Through it, a never-ending line of people move. Some walk, ride horses, or other animals, some in trundle along in wagons.
Aware now how crowded the road is he tries to pay closer attention.
The mount next to him bumps him and he finds himself looking it to the smiling face of a well-aged Tormund Giantsbane.
The Wildling roars with laughter and claps Jon on the back, “and to think a king like me gets killed fucking a bear for the privilege of nursing from a giant’s teat.”
Jon realizes for the first time in years he doesn’t hurt.
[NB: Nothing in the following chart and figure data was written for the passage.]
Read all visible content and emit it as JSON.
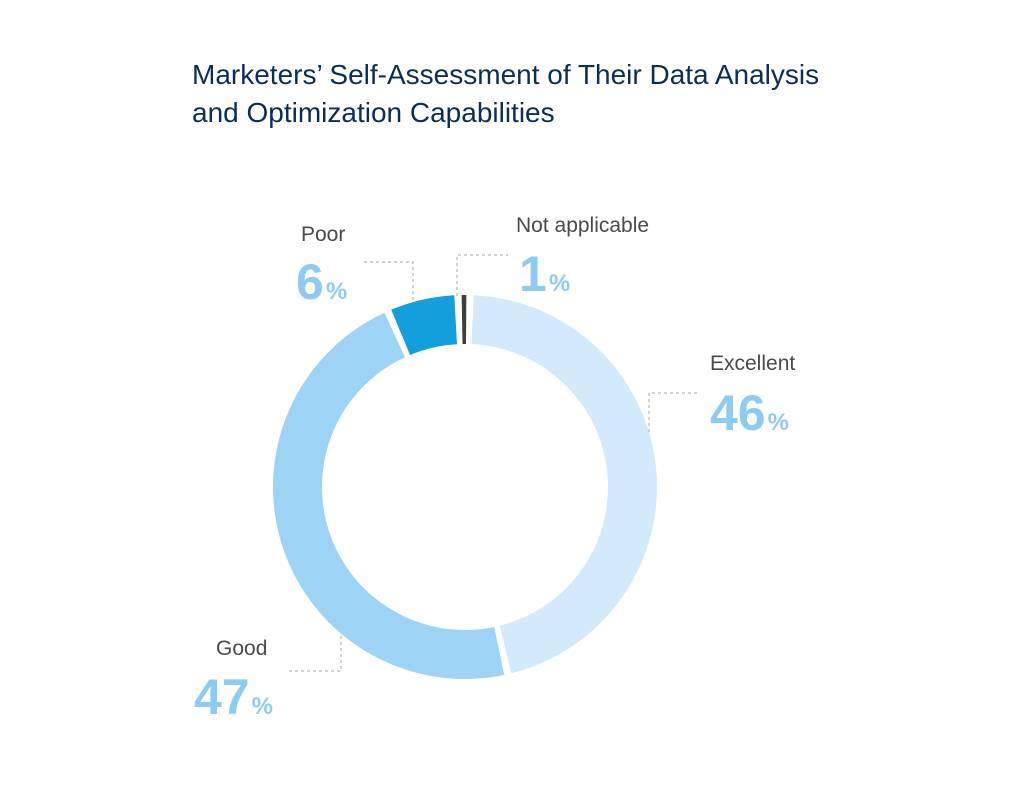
{
  "chart_data": {
    "type": "pie",
    "title_lines": [
      "Marketers’ Self-Assessment of Their Data Analysis",
      "and Optimization Capabilities"
    ],
    "unit": "%",
    "slices": [
      {
        "label": "Excellent",
        "value": 46,
        "color": "#d3eafb",
        "text_color": "#8ecbf2"
      },
      {
        "label": "Good",
        "value": 47,
        "color": "#9dd3f4",
        "text_color": "#8ecbf2"
      },
      {
        "label": "Poor",
        "value": 6,
        "color": "#139fdb",
        "text_color": "#8ecbf2"
      },
      {
        "label": "Not applicable",
        "value": 1,
        "color": "#3e3e3e",
        "text_color": "#8ecbf2"
      }
    ]
  }
}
That the people riding around him were all the people from his life. Ned turns and faces him from several horses up. The man he knew as father smiles before turning back to ride through the gate and into the white fog beyond.
“Am I..”
“Dead, aye,” Tormund says launching a booming laugh that bounces off the wall that stretches off from the gate into endlessness on both sides.
“And through there is…”
“The Forest of the Old Gods I believe, but I don’t know though, have never died before.”
Just then Robb races by on a black mare and Jon knows he was wrong.
“Hero in life can’t ride for spit in death.”
And Jon smiles for what he thinks must be the first time since he was forced to kill Ygritte and spurs his horse, not to beat his brother but to ride with him through the gates and into the afterlife.